Orang yang sedang puasa itu hukumnya boleh memasukkan sesuatu ke dalam mulut, apabila ada kebutuhan tertentu. Misalnya: berkumur, gosok gigi atau bersiwak, termasuk mencicipi masakan bagi orang yang sedang memasak. Puasanya tidak batal.
Puasa hanya batal apabila dia sengaja menelannya. Menelan air yang dia gunakan untuk berkumur, baik sedikit maupun banyak.
Demikian pula puasa batal apabila dia sengaja menelan masakan yang dicicipi. Baik sedikit maupun banyak. Bila tidak sengaja, maka puasanya tidak batal. Adapun bagi orang yang tidak ada kebutuhan, maka memasukkan sesuatu ke dalam mulut ketika sedang berpuasa itu hukumnya makruh. Sebaiknya dihindari. Seperti menggigit-gigit batang pensil, ujung kuku ataupun jari. Sebisa mungkin dihindari. Tidak batal, namun sebaiknya dihindari alias makruh.
Kesimpulan
Islam adalah agama yang penuh dengan kemudahan. Rahmatan lil ‘alamin. Selama ada kebutuhan yang mendesak, dan tidak ada niat untuk mempermainkan hukum, maka di situ selalu ada kemudahan. Bahkan dalam kondisi tertentu, hukum bisa berbalik arah. Apa yang semula haram bisa menjadi halal. Dan sebaliknya, apa yang halal bisa menjadi haram. Tergantung kepada situasi dan tujuan orang yang melakukannya.

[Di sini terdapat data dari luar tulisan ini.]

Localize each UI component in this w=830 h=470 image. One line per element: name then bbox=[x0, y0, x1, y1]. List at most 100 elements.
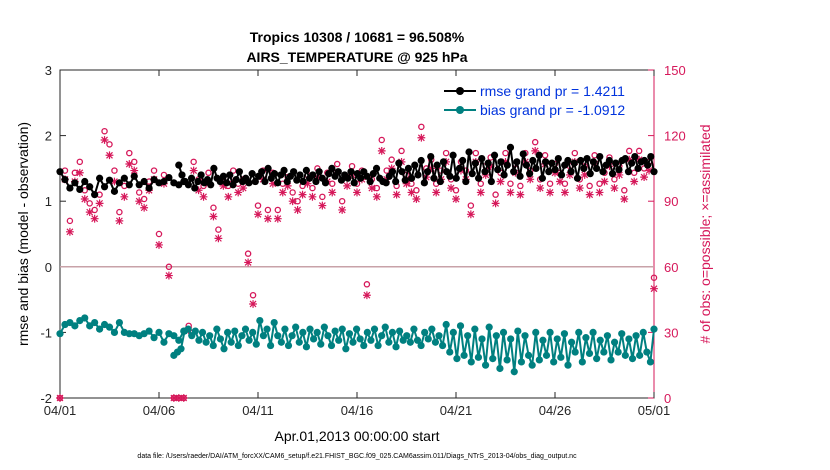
y-tick-label: -2 bbox=[40, 391, 52, 406]
bias-point bbox=[320, 323, 328, 331]
bias-point bbox=[213, 325, 221, 333]
rmse-point bbox=[248, 170, 256, 178]
rmse-point bbox=[404, 164, 413, 172]
rmse-point bbox=[334, 168, 342, 176]
legend-rmse-label: rmse grand pr = 1.4211 bbox=[480, 83, 625, 99]
obs-assimilated-marker bbox=[308, 192, 317, 201]
obs-possible-marker bbox=[492, 191, 499, 198]
rmse-point bbox=[110, 187, 119, 195]
rmse-point bbox=[589, 158, 598, 166]
bias-point bbox=[360, 341, 368, 350]
obs-assimilated-marker bbox=[90, 214, 99, 223]
bias-point bbox=[417, 341, 425, 350]
obs-assimilated-marker bbox=[95, 199, 104, 208]
bias-point bbox=[517, 358, 526, 366]
rmse-point bbox=[372, 164, 381, 172]
bias-point bbox=[560, 330, 569, 338]
y-tick-label: 2 bbox=[45, 129, 52, 144]
bias-point bbox=[220, 345, 228, 353]
rmse-point bbox=[427, 152, 435, 161]
rmse-point bbox=[621, 154, 629, 163]
obs-assimilated-marker bbox=[491, 199, 500, 208]
bias-point bbox=[356, 335, 364, 343]
rmse-point bbox=[408, 174, 416, 182]
obs-assimilated-marker bbox=[526, 175, 535, 184]
obs-possible-marker bbox=[586, 182, 593, 190]
obs-assimilated-marker bbox=[486, 162, 495, 171]
obs-assimilated-marker bbox=[120, 192, 129, 201]
obs-possible-marker bbox=[116, 208, 123, 216]
x-tick-label: 04/26 bbox=[539, 403, 572, 418]
rmse-point bbox=[586, 170, 594, 178]
x-axis: 04/01 04/06 04/11 04/16 04/21 04/26 05/01 bbox=[44, 70, 670, 418]
obs-assimilated-marker bbox=[650, 284, 658, 293]
rmse-point bbox=[529, 156, 537, 165]
obs-possible-marker bbox=[264, 206, 272, 214]
bias-point bbox=[596, 336, 604, 344]
bias-point bbox=[155, 328, 163, 336]
bias-point bbox=[195, 336, 203, 344]
rmse-point bbox=[328, 164, 336, 172]
obs-assimilated-marker bbox=[234, 188, 243, 197]
bias-point bbox=[150, 334, 158, 342]
obs-possible-marker bbox=[467, 202, 475, 209]
obs-assimilated-marker bbox=[363, 291, 371, 300]
rmse-point bbox=[120, 174, 128, 182]
obs-possible-marker bbox=[309, 184, 316, 192]
obs-assimilated-marker bbox=[575, 184, 584, 192]
rmse-point bbox=[197, 171, 205, 179]
rmse-point bbox=[235, 168, 243, 176]
bias-point bbox=[335, 336, 343, 344]
obs-assimilated-marker bbox=[189, 166, 198, 175]
bias-point bbox=[191, 327, 199, 335]
rmse-point bbox=[312, 177, 320, 186]
bias-point bbox=[471, 325, 479, 333]
obs-assimilated-marker bbox=[110, 177, 119, 186]
rmse-point bbox=[465, 148, 473, 156]
rmse-point bbox=[462, 177, 470, 186]
bias-point bbox=[428, 325, 436, 333]
bias-point bbox=[575, 328, 583, 336]
chart-subtitle: AIRS_TEMPERATURE @ 925 hPa bbox=[246, 49, 467, 65]
obs-possible-marker bbox=[66, 217, 74, 225]
obs-possible-marker bbox=[378, 136, 385, 144]
bias-point bbox=[481, 361, 490, 369]
rmse-point bbox=[439, 158, 448, 166]
obs-assimilated-marker bbox=[516, 190, 525, 199]
obs-assimilated-marker bbox=[268, 179, 277, 188]
bias-point bbox=[292, 323, 300, 331]
bias-point bbox=[507, 335, 515, 343]
obs-assimilated-marker bbox=[174, 394, 183, 402]
rmse-point bbox=[474, 174, 483, 182]
obs-possible-marker bbox=[333, 160, 341, 168]
obs-assimilated-marker bbox=[615, 171, 624, 179]
obs-possible-marker bbox=[111, 167, 118, 174]
rmse-point bbox=[325, 170, 333, 178]
rmse-point bbox=[455, 164, 464, 172]
obs-possible-marker bbox=[319, 193, 326, 201]
obs-possible-marker bbox=[388, 156, 395, 163]
obs-assimilated-marker bbox=[536, 184, 545, 192]
bias-point bbox=[553, 335, 561, 343]
rmse-point bbox=[513, 158, 521, 166]
obs-assimilated-marker bbox=[194, 186, 203, 195]
bias-point bbox=[388, 328, 397, 336]
rmse-point bbox=[401, 176, 409, 184]
obs-possible-marker bbox=[274, 206, 282, 214]
bias-point bbox=[331, 327, 339, 335]
bias-point bbox=[202, 338, 210, 346]
obs-possible-marker bbox=[155, 230, 163, 238]
legend-rmse-marker bbox=[456, 87, 464, 95]
bias-point bbox=[281, 325, 289, 333]
bias-point bbox=[514, 327, 522, 335]
rmse-point bbox=[484, 159, 492, 167]
bias-point bbox=[589, 328, 597, 336]
obs-possible-marker bbox=[249, 291, 257, 299]
obs-assimilated-marker bbox=[595, 188, 604, 197]
rmse-point bbox=[567, 168, 575, 176]
bias-point bbox=[206, 332, 214, 340]
bias-point bbox=[628, 355, 637, 363]
rmse-point bbox=[487, 177, 495, 186]
rmse-point bbox=[56, 168, 64, 176]
bias-point bbox=[607, 356, 615, 364]
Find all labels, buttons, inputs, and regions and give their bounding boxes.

Oleh karena itu, kita tidak perlu takut apalagi anti dengan istilah fikih, syariat Islam, ataupun hukum Islam. Bagi orang yang tidak paham, termasuk orang yang sudah beragama Islam, hukum Islam itu merupakan musuh dan masalah baginya. Lebih-lebih bagi orang yang tidak beragama Islam. Untuk itu, hendaknya kita selalu meningkatkan kualitas ilmu dan pengetahuan, khususnya berkaitan dengan ilmu keislaman.